I think this is the flipside of boundary setting that everyone is always recommending. She is setting boundaries but it feels like a rejection.

(Or maybe it's something else entirely.)

FWIW, what I usually do is pull back some but don't burn bridges, sometimes people will come around at some later point, it's still easier to salvage those friendships than start completely from scratch, but of course now you know that she is very unlikely to ever become a true friend.

Whatever you do, don't go down the path of "what did I do wrong," it's a kind of self-punishment you do not deserve.
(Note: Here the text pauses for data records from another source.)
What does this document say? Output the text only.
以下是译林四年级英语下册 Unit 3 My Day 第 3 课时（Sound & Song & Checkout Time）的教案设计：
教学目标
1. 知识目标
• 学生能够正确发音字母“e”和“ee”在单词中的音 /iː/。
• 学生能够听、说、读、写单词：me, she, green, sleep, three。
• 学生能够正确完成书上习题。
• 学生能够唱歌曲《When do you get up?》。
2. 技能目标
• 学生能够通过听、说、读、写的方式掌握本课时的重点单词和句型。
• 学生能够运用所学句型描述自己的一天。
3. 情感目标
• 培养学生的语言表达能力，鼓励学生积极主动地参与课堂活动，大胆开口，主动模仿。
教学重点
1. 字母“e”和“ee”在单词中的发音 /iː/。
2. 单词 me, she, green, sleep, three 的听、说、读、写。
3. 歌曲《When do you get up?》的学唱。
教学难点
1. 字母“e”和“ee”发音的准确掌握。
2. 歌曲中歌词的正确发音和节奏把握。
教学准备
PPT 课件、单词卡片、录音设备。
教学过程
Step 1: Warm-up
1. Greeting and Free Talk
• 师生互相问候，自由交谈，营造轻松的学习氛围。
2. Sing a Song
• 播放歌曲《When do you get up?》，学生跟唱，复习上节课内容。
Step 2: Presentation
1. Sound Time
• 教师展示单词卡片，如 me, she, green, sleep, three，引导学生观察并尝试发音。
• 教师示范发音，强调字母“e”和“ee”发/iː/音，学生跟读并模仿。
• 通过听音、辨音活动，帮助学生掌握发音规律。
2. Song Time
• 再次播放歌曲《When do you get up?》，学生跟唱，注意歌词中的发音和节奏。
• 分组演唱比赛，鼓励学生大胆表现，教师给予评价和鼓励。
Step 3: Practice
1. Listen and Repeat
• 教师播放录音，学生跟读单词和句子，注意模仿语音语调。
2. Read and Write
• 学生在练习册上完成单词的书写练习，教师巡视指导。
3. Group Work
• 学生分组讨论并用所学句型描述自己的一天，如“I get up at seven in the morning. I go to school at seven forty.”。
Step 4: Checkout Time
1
It could be all these things. Or something totally unrelated to you. Like when I've retreated it was often because something serious was going on with one of my kids or a loved one and I didn't want to get into it over text but didn't have the energy for light-hearted meme exchanges.

Also when something's up with one of my kids, it's harder for me to hang out with parents of kids the same age because I feel like I have to protect my child's privacy.
Anonymous
Are you on different sides of the political spectrum? Did you post a Charlie Kirk’s widow meme?
Anonymous
Anonymous wrote:
Anonymous wrote:You sound too needy OP


This is not true.


I agree with the PP I can’t believe how many times OP has sent things with no response. And she continues doing it. I’d have that “friend” on mute in two seconds.
Anonymous
Anonymous wrote:I think the other friend being jealous makes sense.


No. Grown women don’t get jealous over acquaintances.
Anonymous
I’m guessing she’s not into the things you’re sending her…
Anonymous
It could be so many things. Maybe her friend is jealous. Maybe she doesn't agree with you politically. Maybe your kid or husband annoy her or her husband or her kid. Maybe she finds you not aligning with her needs right now and she does not have the bandwidth.

It is rough but time to find new friends.
Anonymous
Anonymous wrote:
Anonymous wrote:I think the other friend being jealous makes sense.


No. Grown women don’t get jealous over acquaintances.


I have no idea of it's the case here but this is false. "Grown women" do all kinds of immature, petty, jealous things. Not all women of course, but I don't know how you can say this with a straight face. I've seen so much small minded behavior from women of friendships, acquaintances, men, kids.
Anonymous
Anonymous wrote:I have no idea of it's the case here but this is false. "Grown women" do all kinds of immature, petty, jealous things. Not all women of course, but I don't know how you can say this with a straight face. I've seen so much small minded behavior from women of friendships, acquaintances, men, kids.


Women are insane. I recommend not living with one.